O que vivemos nos dias que correm é o reforço desta característica dos direitos humanos e da dignidade humana. Reforço operado pela restrição de alguns direitos fundamentais em prol da protecção de outros.

A restrição das nossas liberdades é legitima desde que necessária, adequada e proporcional à protecção de outros direitos fundamentais. Sendo a restrição excepcional importa, consequentemente, o reforço da regra.

A limitação de acesso a certos lugares, de contactar com certas pessoas, de permanecer em determinados sítios é, de facto, uma restrição aos nossos direitos humanos. Pois, a liberdade e a sociabilidade têm nos ser garantidas pois, só assim, viver, significar viver dignamente.

Mas nada em direito é absoluto. Há limitações que se impõem e legitimam democraticamente. Desde que resultem em prol da protecção de um interesse maior ou pelo menos igual.

O grave perigo que este novo vírus importa obriga a que se antecipe a tutela destes, também, direitos humanos: a saúde pública e o acesso aos serviços públicos de tratamento e recuperação.

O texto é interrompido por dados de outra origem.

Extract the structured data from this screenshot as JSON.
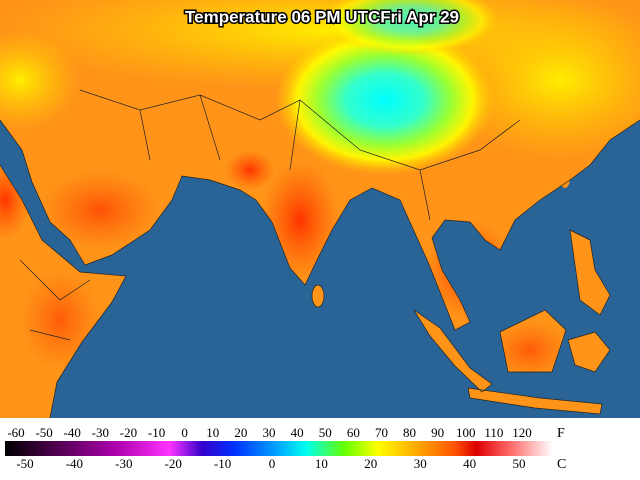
{
  "header": {
    "title": "Temperature 06 PM UTCFri Apr 29"
  },
  "legend": {
    "fahrenheit": {
      "unit": "F",
      "ticks": [
        -60,
        -50,
        -40,
        -30,
        -20,
        -10,
        0,
        10,
        20,
        30,
        40,
        50,
        60,
        70,
        80,
        90,
        100,
        110,
        120
      ]
    },
    "celsius": {
      "unit": "C",
      "ticks": [
        -50,
        -40,
        -30,
        -20,
        -10,
        0,
        10,
        20,
        30,
        40,
        50
      ]
    }
  }
}
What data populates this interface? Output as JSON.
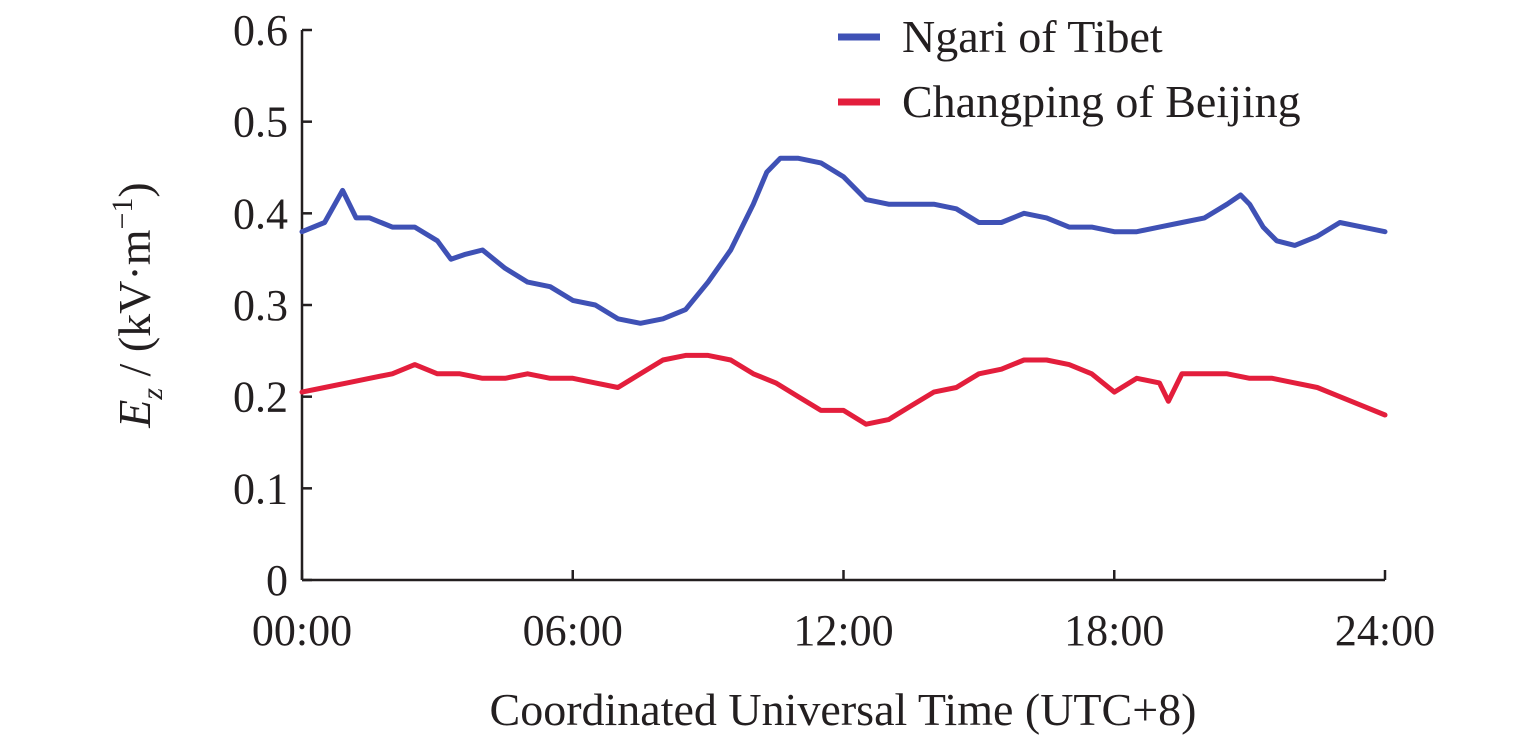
{
  "chart_data": {
    "type": "line",
    "title": "",
    "xlabel": "Coordinated Universal Time (UTC+8)",
    "ylabel": {
      "symbol": "E",
      "subscript": "z",
      "unit_prefix": " / (kV·m",
      "unit_exponent": "−1",
      "unit_suffix": ")"
    },
    "xlim": [
      0,
      24
    ],
    "ylim": [
      0,
      0.6
    ],
    "x_ticks": [
      {
        "value": 0,
        "label": "00:00"
      },
      {
        "value": 6,
        "label": "06:00"
      },
      {
        "value": 12,
        "label": "12:00"
      },
      {
        "value": 18,
        "label": "18:00"
      },
      {
        "value": 24,
        "label": "24:00"
      }
    ],
    "y_ticks": [
      {
        "value": 0,
        "label": "0"
      },
      {
        "value": 0.1,
        "label": "0.1"
      },
      {
        "value": 0.2,
        "label": "0.2"
      },
      {
        "value": 0.3,
        "label": "0.3"
      },
      {
        "value": 0.4,
        "label": "0.4"
      },
      {
        "value": 0.5,
        "label": "0.5"
      },
      {
        "value": 0.6,
        "label": "0.6"
      }
    ],
    "grid": false,
    "legend_position": "top-right",
    "series": [
      {
        "name": "Ngari of Tibet",
        "color": "#3f51b5",
        "x": [
          0,
          0.5,
          0.9,
          1.2,
          1.5,
          2.0,
          2.5,
          3.0,
          3.3,
          3.6,
          4.0,
          4.5,
          5.0,
          5.5,
          6.0,
          6.5,
          7.0,
          7.5,
          8.0,
          8.5,
          9.0,
          9.5,
          10.0,
          10.3,
          10.6,
          11.0,
          11.5,
          12.0,
          12.5,
          13.0,
          13.5,
          14.0,
          14.5,
          15.0,
          15.5,
          16.0,
          16.5,
          17.0,
          17.5,
          18.0,
          18.5,
          19.0,
          19.5,
          20.0,
          20.5,
          20.8,
          21.0,
          21.3,
          21.6,
          22.0,
          22.5,
          23.0,
          23.5,
          24.0
        ],
        "y": [
          0.38,
          0.39,
          0.425,
          0.395,
          0.395,
          0.385,
          0.385,
          0.37,
          0.35,
          0.355,
          0.36,
          0.34,
          0.325,
          0.32,
          0.305,
          0.3,
          0.285,
          0.28,
          0.285,
          0.295,
          0.325,
          0.36,
          0.41,
          0.445,
          0.46,
          0.46,
          0.455,
          0.44,
          0.415,
          0.41,
          0.41,
          0.41,
          0.405,
          0.39,
          0.39,
          0.4,
          0.395,
          0.385,
          0.385,
          0.38,
          0.38,
          0.385,
          0.39,
          0.395,
          0.41,
          0.42,
          0.41,
          0.385,
          0.37,
          0.365,
          0.375,
          0.39,
          0.385,
          0.38
        ]
      },
      {
        "name": "Changping of Beijing",
        "color": "#e31e3c",
        "x": [
          0,
          0.5,
          1.0,
          1.5,
          2.0,
          2.5,
          3.0,
          3.5,
          4.0,
          4.5,
          5.0,
          5.5,
          6.0,
          6.5,
          7.0,
          7.5,
          8.0,
          8.5,
          9.0,
          9.5,
          10.0,
          10.5,
          11.0,
          11.5,
          12.0,
          12.5,
          13.0,
          13.5,
          14.0,
          14.5,
          15.0,
          15.5,
          16.0,
          16.5,
          17.0,
          17.5,
          18.0,
          18.5,
          19.0,
          19.2,
          19.5,
          20.0,
          20.5,
          21.0,
          21.5,
          22.0,
          22.5,
          23.0,
          23.5,
          24.0
        ],
        "y": [
          0.205,
          0.21,
          0.215,
          0.22,
          0.225,
          0.235,
          0.225,
          0.225,
          0.22,
          0.22,
          0.225,
          0.22,
          0.22,
          0.215,
          0.21,
          0.225,
          0.24,
          0.245,
          0.245,
          0.24,
          0.225,
          0.215,
          0.2,
          0.185,
          0.185,
          0.17,
          0.175,
          0.19,
          0.205,
          0.21,
          0.225,
          0.23,
          0.24,
          0.24,
          0.235,
          0.225,
          0.205,
          0.22,
          0.215,
          0.195,
          0.225,
          0.225,
          0.225,
          0.22,
          0.22,
          0.215,
          0.21,
          0.2,
          0.19,
          0.18
        ]
      }
    ]
  }
}
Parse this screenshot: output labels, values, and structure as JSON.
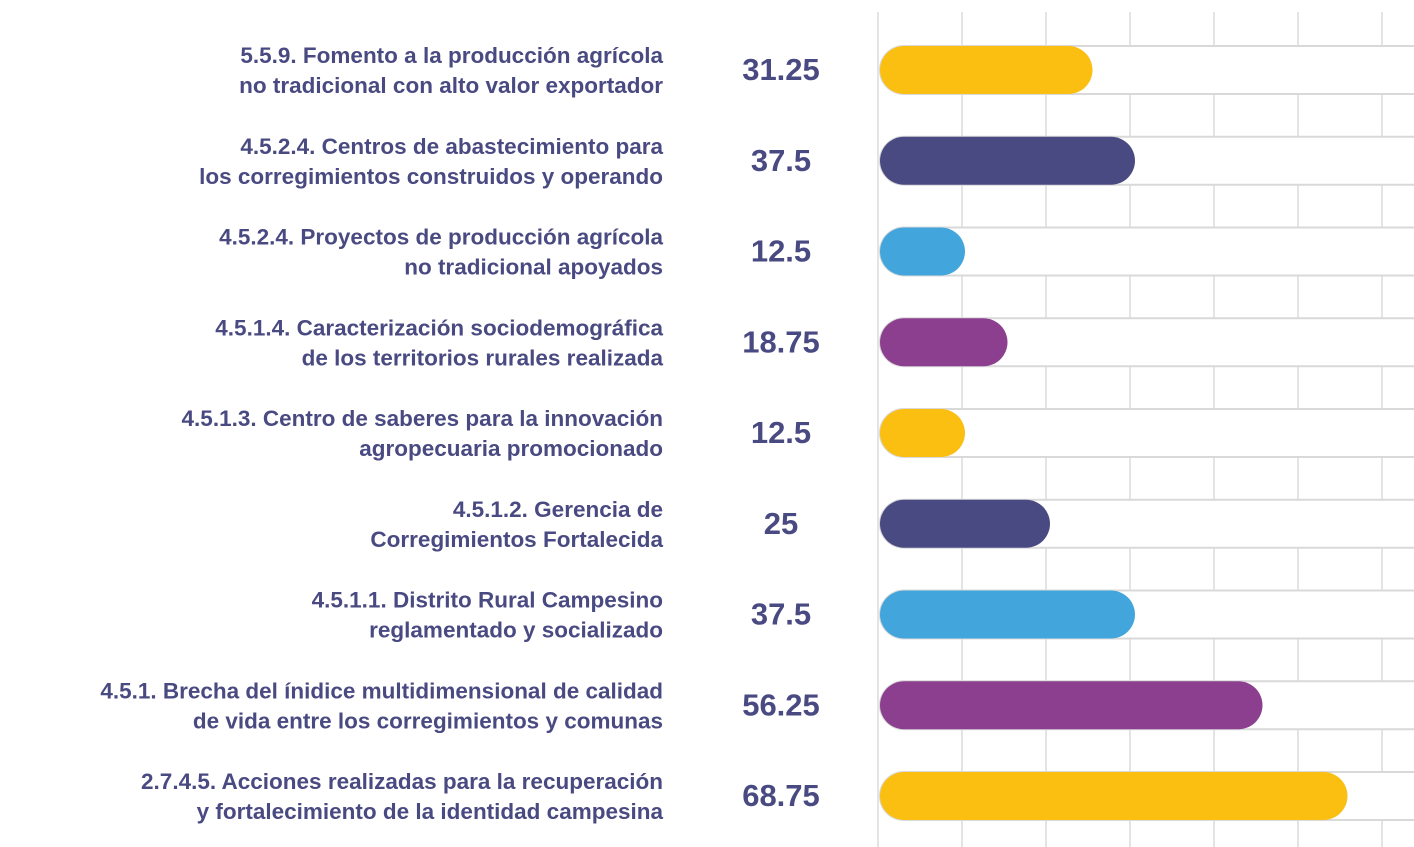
{
  "chart_data": {
    "type": "bar",
    "categories": [
      [
        "5.5.9. Fomento a la producción agrícola",
        "no tradicional con alto valor exportador"
      ],
      [
        "4.5.2.4. Centros de abastecimiento para",
        "los corregimientos construidos y operando"
      ],
      [
        "4.5.2.4. Proyectos de producción agrícola",
        "no tradicional apoyados"
      ],
      [
        "4.5.1.4. Caracterización sociodemográfica",
        "de los territorios rurales realizada"
      ],
      [
        "4.5.1.3. Centro de saberes para la innovación",
        "agropecuaria promocionado"
      ],
      [
        "4.5.1.2. Gerencia de",
        "Corregimientos Fortalecida"
      ],
      [
        "4.5.1.1. Distrito Rural Campesino",
        "reglamentado y socializado"
      ],
      [
        "4.5.1. Brecha del ínidice multidimensional de calidad",
        "de vida entre los corregimientos y comunas"
      ],
      [
        "2.7.4.5. Acciones realizadas para la recuperación",
        "y fortalecimiento de la identidad campesina"
      ]
    ],
    "values": [
      31.25,
      37.5,
      12.5,
      18.75,
      12.5,
      25,
      37.5,
      56.25,
      68.75
    ],
    "colors": [
      "#fbbf12",
      "#4a4a82",
      "#42a5dc",
      "#8c3f8e",
      "#fbbf12",
      "#4a4a82",
      "#42a5dc",
      "#8c3f8e",
      "#fbbf12"
    ]
  }
}
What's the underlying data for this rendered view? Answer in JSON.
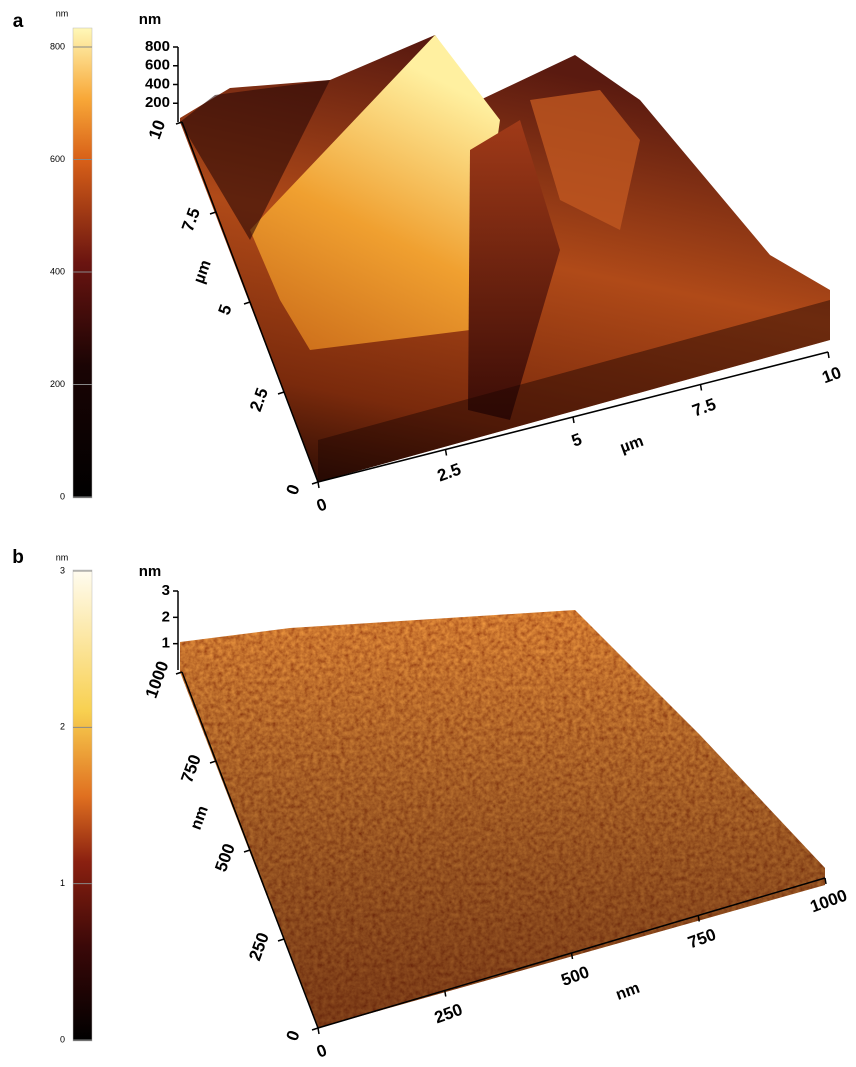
{
  "panels": [
    {
      "label": "a",
      "colorbar": {
        "unit": "nm",
        "ticks": [
          0,
          200,
          400,
          600,
          800
        ]
      },
      "z_axis": {
        "unit": "nm",
        "ticks": [
          200,
          400,
          600,
          800
        ]
      },
      "y_axis": {
        "unit": "µm",
        "ticks": [
          0,
          2.5,
          5,
          7.5,
          10
        ]
      },
      "x_axis": {
        "unit": "µm",
        "ticks": [
          0,
          2.5,
          5,
          7.5,
          10
        ]
      }
    },
    {
      "label": "b",
      "colorbar": {
        "unit": "nm",
        "ticks": [
          0,
          1,
          2,
          3
        ]
      },
      "z_axis": {
        "unit": "nm",
        "ticks": [
          1,
          2,
          3
        ]
      },
      "y_axis": {
        "unit": "nm",
        "ticks": [
          0,
          250,
          500,
          750,
          1000
        ]
      },
      "x_axis": {
        "unit": "nm",
        "ticks": [
          0,
          250,
          500,
          750,
          1000
        ]
      }
    }
  ]
}
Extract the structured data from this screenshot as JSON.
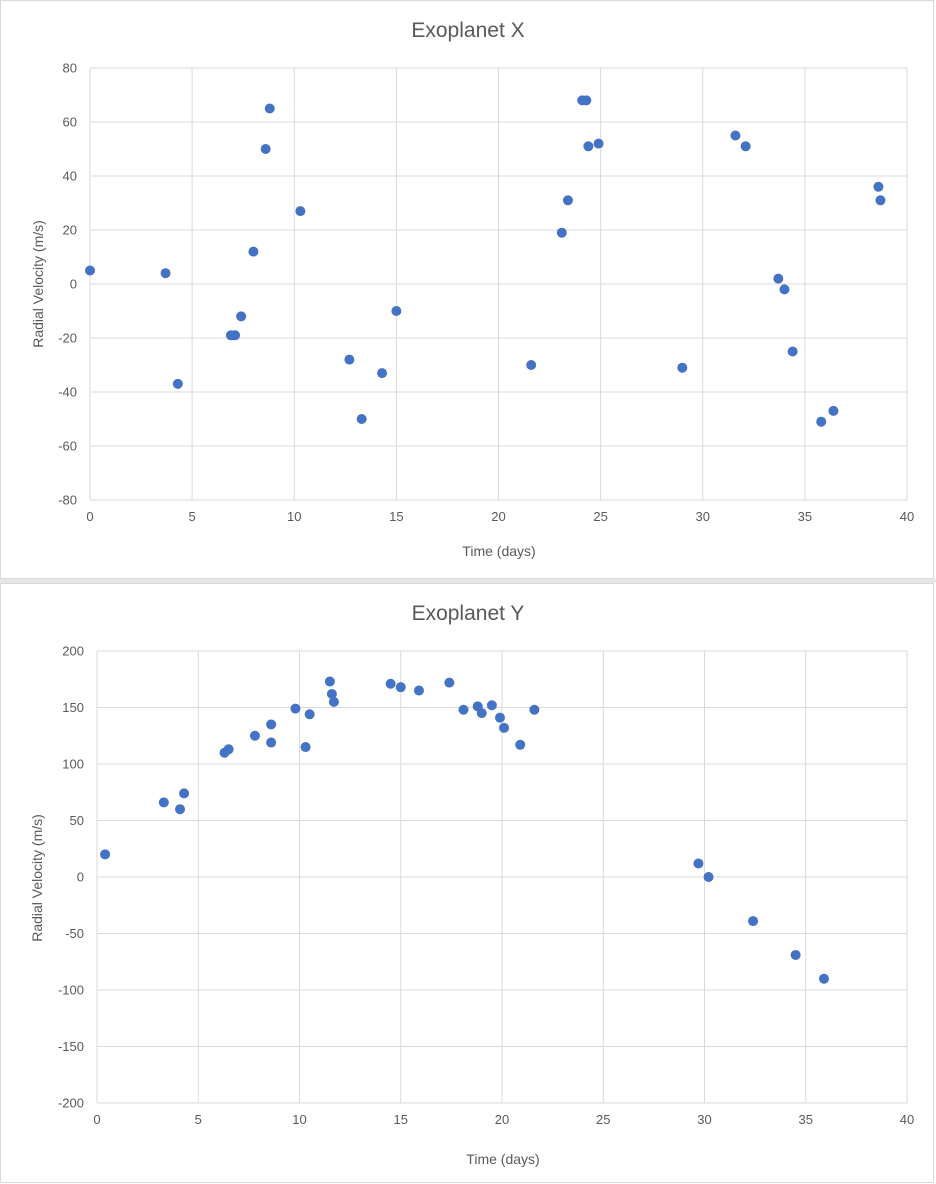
{
  "chart_data": [
    {
      "type": "scatter",
      "title": "Exoplanet X",
      "xlabel": "Time (days)",
      "ylabel": "Radial Velocity (m/s)",
      "xlim": [
        0,
        40
      ],
      "ylim": [
        -80,
        80
      ],
      "xticks": [
        0,
        5,
        10,
        15,
        20,
        25,
        30,
        35,
        40
      ],
      "yticks": [
        -80,
        -60,
        -40,
        -20,
        0,
        20,
        40,
        60,
        80
      ],
      "grid": true,
      "marker_color": "#4472c4",
      "series": [
        {
          "name": "Exoplanet X",
          "points": [
            [
              0,
              5
            ],
            [
              3.7,
              4
            ],
            [
              4.3,
              -37
            ],
            [
              6.9,
              -19
            ],
            [
              7.1,
              -19
            ],
            [
              7.4,
              -12
            ],
            [
              8,
              12
            ],
            [
              8.6,
              50
            ],
            [
              8.8,
              65
            ],
            [
              10.3,
              27
            ],
            [
              12.7,
              -28
            ],
            [
              13.3,
              -50
            ],
            [
              14.3,
              -33
            ],
            [
              15,
              -10
            ],
            [
              21.6,
              -30
            ],
            [
              23.1,
              19
            ],
            [
              23.4,
              31
            ],
            [
              24.1,
              68
            ],
            [
              24.3,
              68
            ],
            [
              24.4,
              51
            ],
            [
              24.9,
              52
            ],
            [
              29,
              -31
            ],
            [
              31.6,
              55
            ],
            [
              32.1,
              51
            ],
            [
              33.7,
              2
            ],
            [
              34,
              -2
            ],
            [
              34.4,
              -25
            ],
            [
              35.8,
              -51
            ],
            [
              36.4,
              -47
            ],
            [
              38.6,
              36
            ],
            [
              38.7,
              31
            ]
          ]
        }
      ]
    },
    {
      "type": "scatter",
      "title": "Exoplanet Y",
      "xlabel": "Time (days)",
      "ylabel": "Radial Velocity (m/s)",
      "xlim": [
        0,
        40
      ],
      "ylim": [
        -200,
        200
      ],
      "xticks": [
        0,
        5,
        10,
        15,
        20,
        25,
        30,
        35,
        40
      ],
      "yticks": [
        -200,
        -150,
        -100,
        -50,
        0,
        50,
        100,
        150,
        200
      ],
      "grid": true,
      "marker_color": "#4472c4",
      "series": [
        {
          "name": "Exoplanet Y",
          "points": [
            [
              0.4,
              20
            ],
            [
              3.3,
              66
            ],
            [
              4.1,
              60
            ],
            [
              4.3,
              74
            ],
            [
              6.3,
              110
            ],
            [
              6.5,
              113
            ],
            [
              7.8,
              125
            ],
            [
              8.6,
              135
            ],
            [
              8.6,
              119
            ],
            [
              9.8,
              149
            ],
            [
              10.3,
              115
            ],
            [
              10.5,
              144
            ],
            [
              11.5,
              173
            ],
            [
              11.6,
              162
            ],
            [
              11.7,
              155
            ],
            [
              14.5,
              171
            ],
            [
              15,
              168
            ],
            [
              15.9,
              165
            ],
            [
              17.4,
              172
            ],
            [
              18.1,
              148
            ],
            [
              18.8,
              151
            ],
            [
              19,
              145
            ],
            [
              19.5,
              152
            ],
            [
              19.9,
              141
            ],
            [
              20.1,
              132
            ],
            [
              20.9,
              117
            ],
            [
              21.6,
              148
            ],
            [
              29.7,
              12
            ],
            [
              30.2,
              0
            ],
            [
              32.4,
              -39
            ],
            [
              34.5,
              -69
            ],
            [
              35.9,
              -90
            ]
          ]
        }
      ]
    }
  ]
}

Sem alarmismos ou exageros, a realidade tem demonstrado muito seriamente, um perigo muito concreto a nível mundial e nacional que periga, ou até mesmo, poderá lesar efectivamente a saúde pública.

As medidas de prevenção e contingência aplicadas a nível nacional, mas principalmente nestes dois concelhos onde o foco da infecção terá operado, funcionam, em nossa opinião, como a mensagem que se espera que as penas propaguem quando aplicadas.

Refiro-me não à necessidade de punição, mas antes ao carácter pedagógico que as penas pretendem alcançar.

Mais do que castigar, as penas funcionam como forma de transmitir confiança à comunidade, evitando a prática de futuros crimes. A academicamente apelidada “prevenção geral positiva”.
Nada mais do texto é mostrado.